A few people and myself were tossing around some ideas in the chatroom for a national herf. I know we cannot accommodate everybodies wishes here, but I think it would be a blast to get maybe 100+ gorillas in one place at one time. I'm thinking Las Vegas would be the best place for it. Eastcoasters and westcoasters will come to Vegas. I was also thinking make it Super Bowl weekend, what better weekend to spend in Vegas than for the Super Bowl. Since I am a complete noob around here and haven't even attended a herf yet, hopefully some of you wise old gorillas and all other knuckle draggers will throw in your two cents. Like I said, not everybody will be able to agree on it so my idea is just set a place and date and see who shows.


----------



## LasciviousXXX (Oct 12, 2004)

Great location Slim as Vegas totally rocks, however that is probably a bad weekend to have it on. Prices on hotels will be through the roof on Super Bowl Weekend. I was unlucky enough to be in Vegas this past SuperBowl Visiting family. Rooms were going for around $800 a night for standard Holiday Inn Type places. Probably should go with a different weekend as I don't think anyone will be getting a room at that price. 

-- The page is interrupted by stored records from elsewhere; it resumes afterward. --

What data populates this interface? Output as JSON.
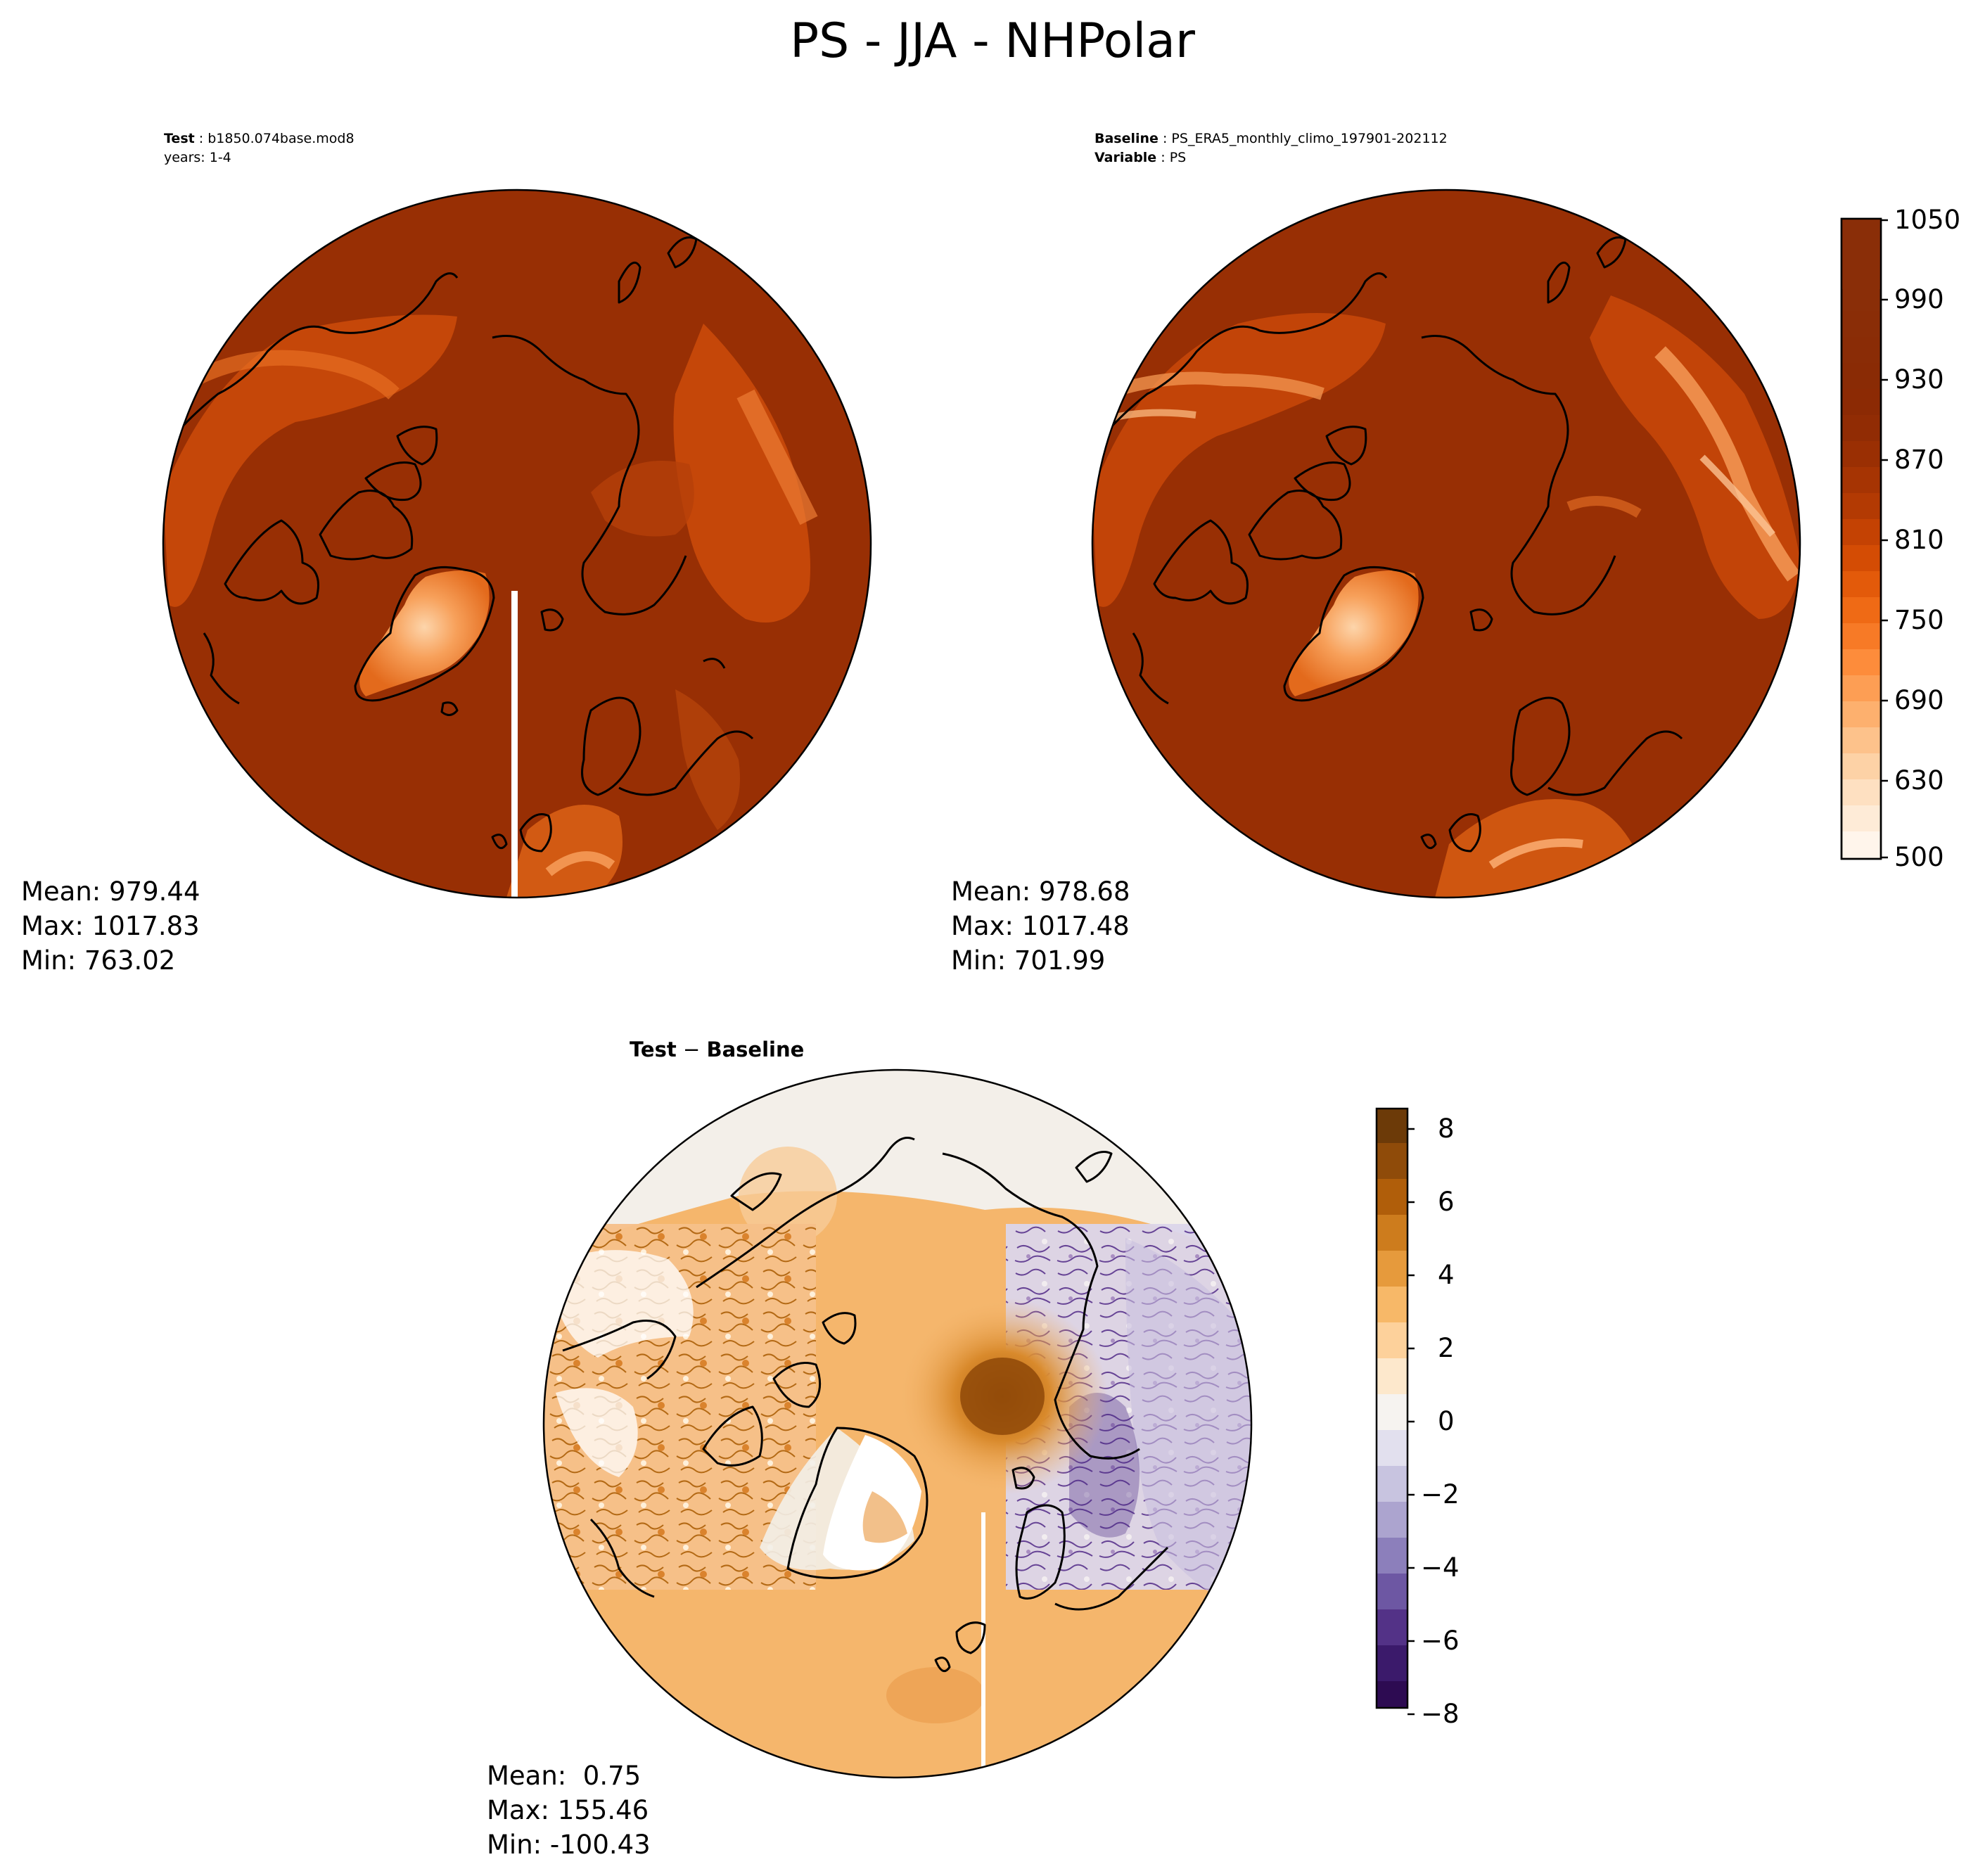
{
  "title": "PS - JJA - NHPolar",
  "panels": {
    "test": {
      "label_key": "Test",
      "label_value": "b1850.074base.mod8",
      "subline": "years: 1-4",
      "stats": {
        "mean": "Mean: 979.44",
        "max": "Max: 1017.83",
        "min": "Min: 763.02"
      }
    },
    "baseline": {
      "label_key": "Baseline",
      "label_value": "PS_ERA5_monthly_climo_197901-202112",
      "var_key": "Variable",
      "var_value": "PS",
      "stats": {
        "mean": "Mean: 978.68",
        "max": "Max: 1017.48",
        "min": "Min: 701.99"
      }
    },
    "diff": {
      "label_key": "Test",
      "label_minus": "−",
      "label_value": "Baseline",
      "stats": {
        "mean": "Mean:  0.75",
        "max": "Max: 155.46",
        "min": "Min: -100.43"
      }
    }
  },
  "colorbars": {
    "main": {
      "colormap": "oranges",
      "ticks": [
        "1050",
        "990",
        "930",
        "870",
        "810",
        "750",
        "690",
        "630",
        "500"
      ],
      "range": [
        500,
        1050
      ]
    },
    "diff": {
      "colormap": "purple-orange diverging",
      "ticks": [
        "8",
        "6",
        "4",
        "2",
        "0",
        "−2",
        "−4",
        "−6",
        "−8"
      ],
      "range": [
        -9,
        8.5
      ]
    }
  },
  "map": {
    "projection": "North polar stereographic",
    "coastlines": true
  }
}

Also, on a HERF of this size, someone will need to secure a location (conference area, etc.) which costs money, you can't just have 100 Cigar smokers congregate in a bar, you need to secure a venue. Also HERFs of this size usually have some sort of sponsorship to help out with raffles/auctions/etc. There's a lot that goes into planning a HERF, especially one of this size. I recommend talking to either Poker or the Land of Lincoln guys as they throw some big HERF's..... they know all about this kind of stuff.


----------